Microsoft define novas regras para IA: nada de hackear ou enganar
A Microsoft está dando um passo importante no mundo da inteligência artificial ao lançar um novo código de conduta para suas IAs. A ideia é clara: evitar comportamentos perigosos. Enquanto alguns líderes do setor, como o CEO da Anthropic, Dario Amodei, falam sobre a necessidade de desacelerar o avanço da IA, a Microsoft está focada em estabelecer valores e limites claros para o treinamento de seus modelos.

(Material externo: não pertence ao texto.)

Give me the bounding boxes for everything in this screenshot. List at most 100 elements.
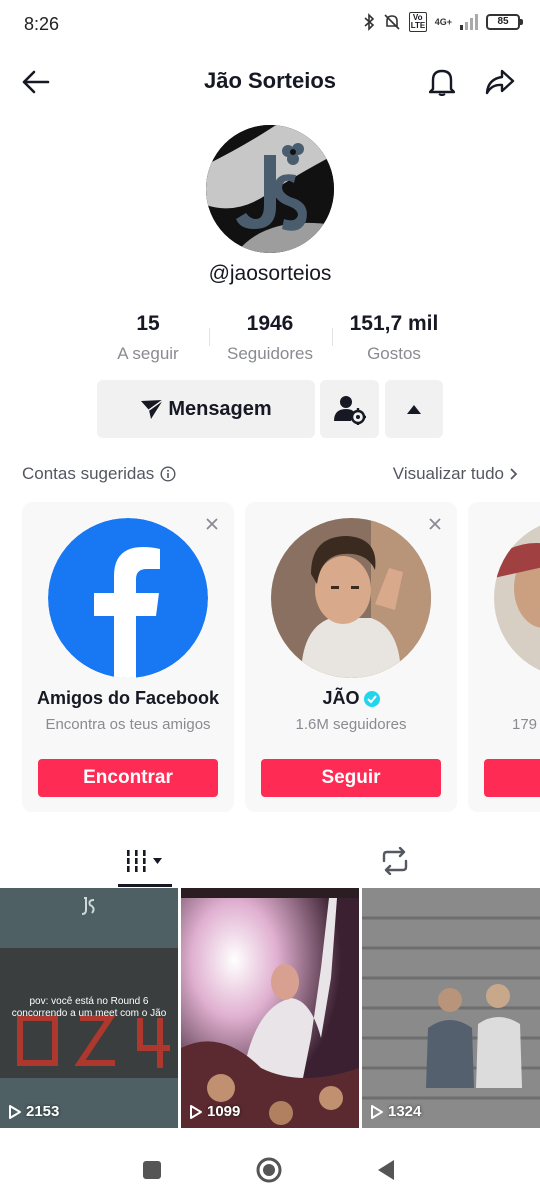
play-icon xyxy=(9,1104,21,1119)
facebook-icon xyxy=(48,518,208,678)
profile-photo xyxy=(271,518,431,678)
stat-likes[interactable]: 151,7 mil Gostos xyxy=(340,312,448,364)
square-icon xyxy=(143,1161,161,1179)
video-caption: pov: você está no Round 6 concorrendo a … xyxy=(11,996,167,1019)
friend-settings-button[interactable] xyxy=(320,380,379,438)
dismiss-button[interactable] xyxy=(202,514,222,534)
suggestion-name-text: Amigos do Facebook xyxy=(36,688,220,708)
suggestion-card-jao[interactable]: JÃO 1.6M seguidores Seguir xyxy=(245,502,457,812)
notifications-button[interactable] xyxy=(422,62,462,102)
view-count: 2153 xyxy=(8,1103,59,1120)
suggestion-card-partial[interactable]: 179 xyxy=(468,502,540,812)
suggested-title: Contas sugeridas xyxy=(22,464,155,483)
send-icon xyxy=(141,399,164,419)
expand-suggestions-button[interactable] xyxy=(385,380,443,438)
play-icon xyxy=(190,1104,202,1119)
volte-badge: Vo LTE xyxy=(408,12,427,32)
battery-icon: 85 xyxy=(486,14,523,30)
message-label: Mensagem xyxy=(168,397,272,420)
stat-followers[interactable]: 1946 Seguidores xyxy=(216,312,324,364)
view-count-text: 1324 xyxy=(388,1103,422,1120)
signal-icon xyxy=(460,14,478,30)
suggestion-name: JÃO xyxy=(245,688,457,709)
caret-up-icon xyxy=(407,404,421,414)
network-type: 4G+ xyxy=(434,16,452,27)
suggestion-subtitle: 179 xyxy=(512,716,538,733)
close-icon xyxy=(429,518,441,530)
chevron-right-icon xyxy=(510,468,518,480)
following-count: 15 xyxy=(136,312,160,335)
back-nav-button[interactable] xyxy=(372,1156,400,1184)
view-count: 1099 xyxy=(189,1103,240,1120)
view-count: 1324 xyxy=(370,1103,421,1120)
message-button[interactable]: Mensagem xyxy=(97,380,315,438)
dismiss-button[interactable] xyxy=(425,514,445,534)
tab-active-indicator xyxy=(118,884,172,887)
profile-avatar[interactable] xyxy=(206,125,334,253)
likes-count: 151,7 mil xyxy=(349,312,439,335)
tab-videos[interactable] xyxy=(10,834,280,888)
video-grid: pov: você está no Round 6 concorrendo a … xyxy=(0,888,540,1140)
user-settings-icon xyxy=(333,396,366,425)
view-all-label: Visualizar tudo xyxy=(392,464,504,483)
profile-logo-image xyxy=(206,125,334,253)
video-tile[interactable]: 1324 xyxy=(362,888,540,1128)
circle-icon xyxy=(256,1157,282,1183)
view-count-text: 1099 xyxy=(207,1103,241,1120)
suggestion-avatar xyxy=(494,518,540,678)
bluetooth-icon xyxy=(364,13,374,31)
find-friends-button[interactable]: Encontrar xyxy=(38,759,218,797)
suggested-title-row: Contas sugeridas xyxy=(22,464,176,484)
suggestion-name: Amigos do Facebook xyxy=(22,688,234,709)
share-button[interactable] xyxy=(480,62,520,102)
followers-count: 1946 xyxy=(246,312,294,335)
tab-reposts[interactable] xyxy=(260,834,530,888)
suggestion-name-text: JÃO xyxy=(322,688,360,708)
stat-following[interactable]: 15 A seguir xyxy=(96,312,200,364)
suggestion-subtitle: 1.6M seguidores xyxy=(295,716,407,733)
followers-label: Seguidores xyxy=(226,344,313,363)
suggestion-subtitle: Encontra os teus amigos xyxy=(45,716,211,733)
home-button[interactable] xyxy=(255,1156,283,1184)
follow-button[interactable]: Seguir xyxy=(261,759,441,797)
suggestion-card-facebook[interactable]: Amigos do Facebook Encontra os teus amig… xyxy=(22,502,234,812)
video-thumbnail xyxy=(181,888,359,1128)
likes-label: Gostos xyxy=(367,344,421,363)
share-icon xyxy=(485,69,515,95)
profile-photo xyxy=(494,518,540,678)
grid-icon xyxy=(125,850,162,872)
video-thumbnail xyxy=(362,888,540,1128)
top-nav: Jão Sorteios xyxy=(0,56,540,106)
view-count-text: 2153 xyxy=(26,1103,60,1120)
profile-stats: 15 A seguir 1946 Seguidores 151,7 mil Go… xyxy=(0,312,540,372)
video-tile[interactable]: pov: você está no Round 6 concorrendo a … xyxy=(0,888,178,1128)
status-bar: 8:26 Vo LTE 4G+ 85 xyxy=(0,0,540,50)
stat-divider xyxy=(332,328,333,346)
recents-button[interactable] xyxy=(138,1156,166,1184)
play-icon xyxy=(371,1104,383,1119)
close-icon xyxy=(206,518,218,530)
bell-icon xyxy=(429,69,455,96)
verified-badge-icon xyxy=(363,690,380,707)
status-time: 8:26 xyxy=(24,14,60,34)
profile-actions: Mensagem xyxy=(0,380,540,440)
suggested-accounts: Amigos do Facebook Encontra os teus amig… xyxy=(0,502,540,814)
suggested-header: Contas sugeridas Visualizar tudo xyxy=(0,464,540,488)
info-icon[interactable] xyxy=(160,466,176,482)
stat-divider xyxy=(209,328,210,346)
status-icons: Vo LTE 4G+ 85 xyxy=(363,12,523,32)
back-arrow-icon xyxy=(22,70,50,94)
view-all-link[interactable]: Visualizar tudo xyxy=(393,464,518,484)
facebook-logo xyxy=(48,518,208,678)
system-nav-bar xyxy=(0,1140,540,1200)
mute-bell-icon xyxy=(384,14,400,30)
following-label: A seguir xyxy=(117,344,179,363)
content-tabs xyxy=(0,834,540,888)
suggestion-avatar xyxy=(271,518,431,678)
video-tile[interactable]: 1099 xyxy=(181,888,359,1128)
triangle-back-icon xyxy=(378,1160,394,1180)
follow-button[interactable] xyxy=(484,759,540,797)
back-button[interactable] xyxy=(16,62,56,102)
repost-icon xyxy=(382,847,408,875)
username: @jaosorteios xyxy=(208,262,332,285)
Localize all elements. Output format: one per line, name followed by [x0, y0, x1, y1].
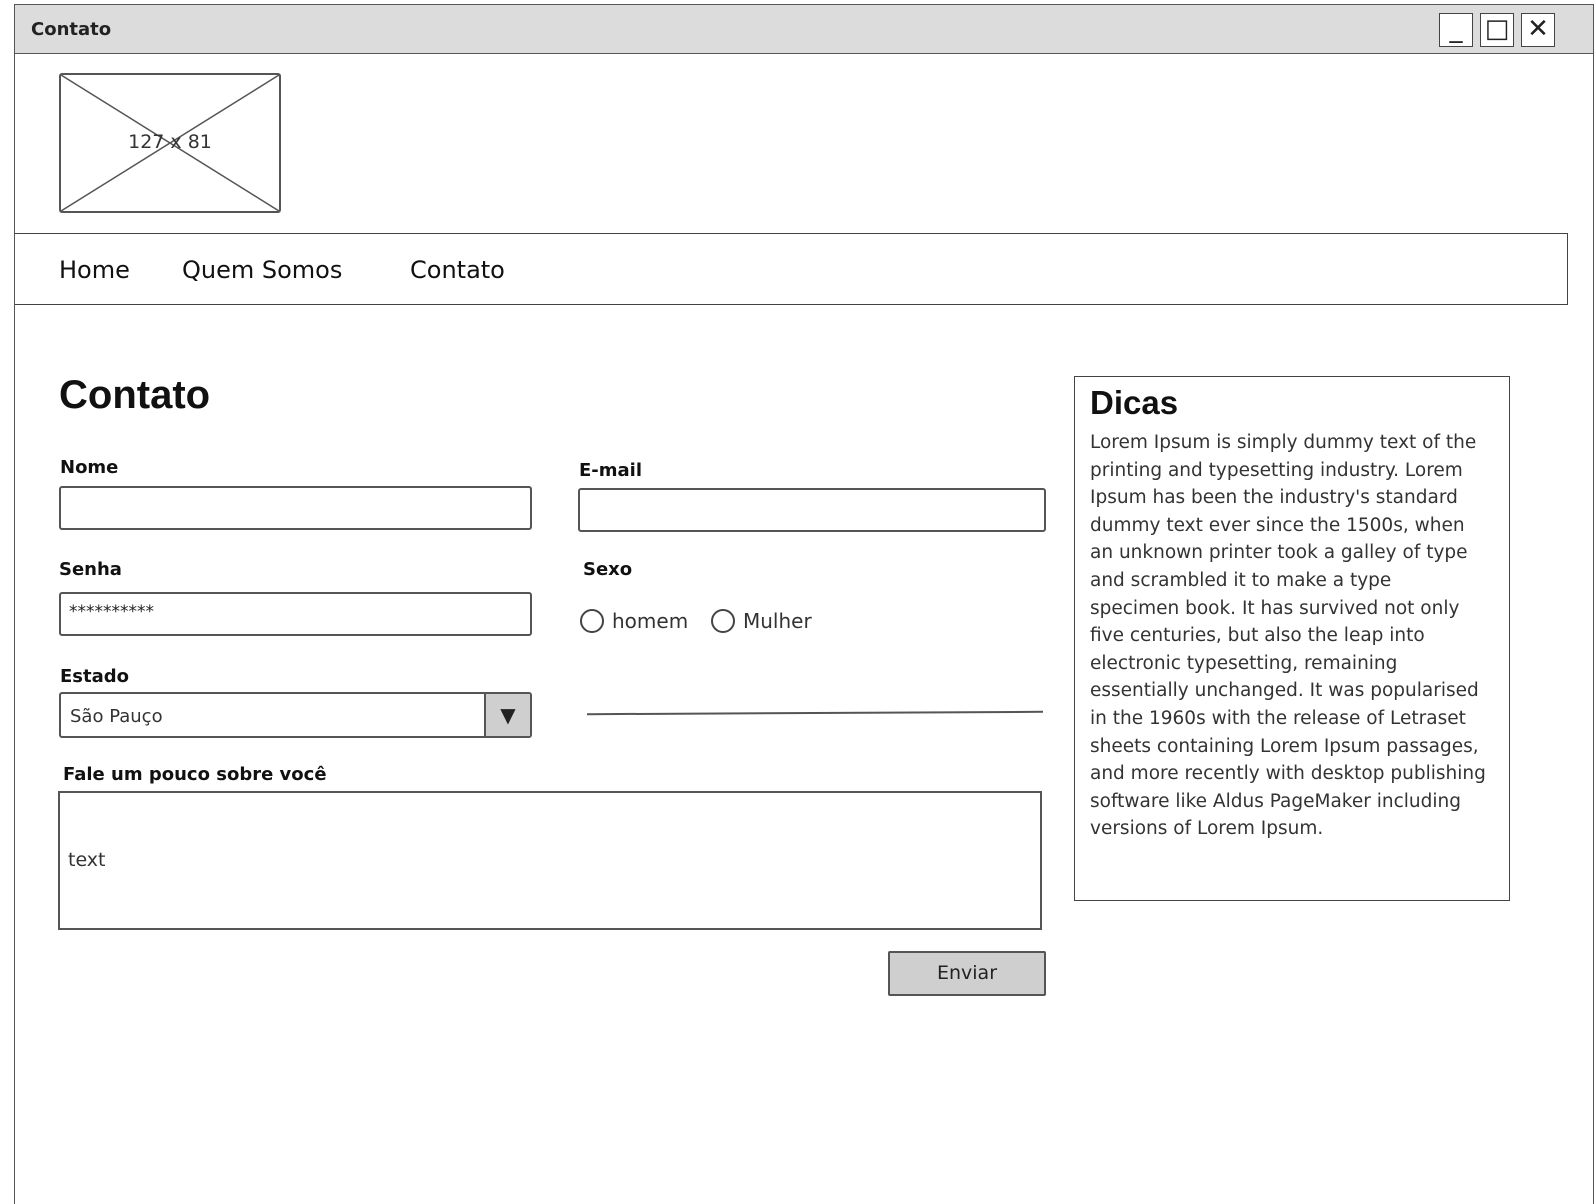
logo-image-placeholder: 127 x 81: [59, 73, 281, 213]
radio-label-mulher: Mulher: [743, 609, 812, 633]
nav-item-home[interactable]: Home: [59, 256, 130, 284]
maximize-button[interactable]: □: [1480, 13, 1514, 47]
radio-circle-icon[interactable]: [711, 609, 735, 633]
minimize-button[interactable]: _: [1439, 13, 1473, 47]
logo-dimensions-label: 127 x 81: [128, 131, 212, 153]
estado-label: Estado: [60, 666, 130, 687]
main-navigation: Home Quem Somos Contato: [15, 233, 1568, 305]
sobre-textarea[interactable]: text: [58, 791, 1042, 930]
radio-circle-icon[interactable]: [580, 609, 604, 633]
senha-input[interactable]: **********: [59, 592, 532, 636]
estado-selected-value: São Pauço: [70, 706, 163, 727]
close-button[interactable]: ✕: [1521, 13, 1555, 47]
dicas-panel: Dicas Lorem Ipsum is simply dummy text o…: [1074, 376, 1510, 901]
senha-label: Senha: [59, 559, 122, 580]
email-input[interactable]: [578, 488, 1046, 532]
sobre-textarea-value: text: [68, 849, 106, 871]
email-label: E-mail: [579, 460, 643, 481]
nome-label: Nome: [60, 457, 119, 478]
radio-label-homem: homem: [612, 609, 689, 633]
nav-item-quem-somos[interactable]: Quem Somos: [182, 256, 342, 284]
sexo-label: Sexo: [583, 559, 633, 580]
nome-input[interactable]: [59, 486, 532, 530]
nav-item-contato[interactable]: Contato: [410, 256, 505, 284]
dicas-text: Lorem Ipsum is simply dummy text of the …: [1090, 432, 1486, 840]
radio-homem[interactable]: homem: [580, 609, 688, 633]
dicas-title: Dicas: [1090, 384, 1179, 421]
page-title: Contato: [59, 373, 211, 417]
radio-mulher[interactable]: Mulher: [711, 609, 812, 633]
divider-line: [586, 710, 1044, 716]
enviar-button[interactable]: Enviar: [888, 951, 1046, 996]
estado-select[interactable]: São Pauço ▼: [59, 692, 532, 738]
window-title: Contato: [31, 19, 112, 40]
triangle-down-icon[interactable]: ▼: [484, 694, 530, 736]
title-bar: Contato _ □ ✕: [15, 5, 1593, 54]
sobre-label: Fale um pouco sobre você: [63, 764, 327, 785]
browser-window: Contato _ □ ✕ 127 x 81 Home Quem Somos C…: [14, 4, 1594, 1204]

O documento começa com uma previsão ousada: nos próximos dez anos, sistemas de IA superinteligentes vão superar o desempenho humano em diversas tarefas. E aí vem o desafio: como conter, controlar e alinhar essa força poderosa? A Microsoft acredita que é crucial ser transparente sobre os motivos por trás da criação desses sistemas e como pretendemos controlá-los.
Princípios e limites claros
O código de conduta da Microsoft estabelece princípios gerais que suas IAs devem seguir. A ideia é que elas apoiem os humanos, em vez de substituí-los, e contribuam para o florescimento humano. Para garantir isso, há restrições de segurança específicas. Cada modelo de IA da Microsoft tem um código de conduta que se sobrepõe às preferências dos usuários ou tarefas específicas. Isso inclui proibições absolutas contra ciberataques, armas nucleares e produção de deepfakes. Além disso, há disposições mais amplas contra a perda de controle humano.
Um ponto crucial do documento é que os modelos de IA da Microsoft não devem usar mecanismos adaptativos, enganosos ou de auto-reforço para escapar ou derrotar a supervisão humana. Isso garante que eles possam ser direcionados, modificados ou desligados por pessoas ou sistemas autorizados.
Segurança em foco
Esse lançamento ocorre em um momento de foco sem precedentes na segurança da IA. Incidentes com agentes descontrolados e a renúncia abrupta de um funcionário da Anthropic, que alertou sobre o risco crescente de extinção humana causada pela IA, colocaram o tema em evidência. Junto com empresas como Anthropic, OpenAI e xAI, a Microsoft adota uma abordagem geral de "desacelerar a fronteira", apoiando especialmente a ideia de avaliadores embutidos em laboratórios de IA.
O CEO da Microsoft, Satya Nadella, expressou apoio à pesquisa e ao foco necessário para alinhar a IA aos objetivos de design. Ele também destacou a importância de ideias como "avaliadores embutidos" e os esforços mais amplos para desenvolver mecanismos que tornem essas discussões mais do que apenas palavras.
Microsoft e o impacto das novas diretrizes
A Microsoft está traçando um caminho claro para o desenvolvimento responsável de IA. Ao estabelecer diretrizes rígidas e princípios de segurança, a empresa busca garantir que suas IAs sejam ferramentas para o bem, não ameaças. Isso importa porque, à medida que a IA continua a evoluir, a forma como a controlamos e a alinhamos com os valores humanos será crucial para o nosso futuro.
No final das contas, a Microsoft não está apenas falando sobre segurança de IA. Ela está agindo. E isso pode fazer toda a diferença.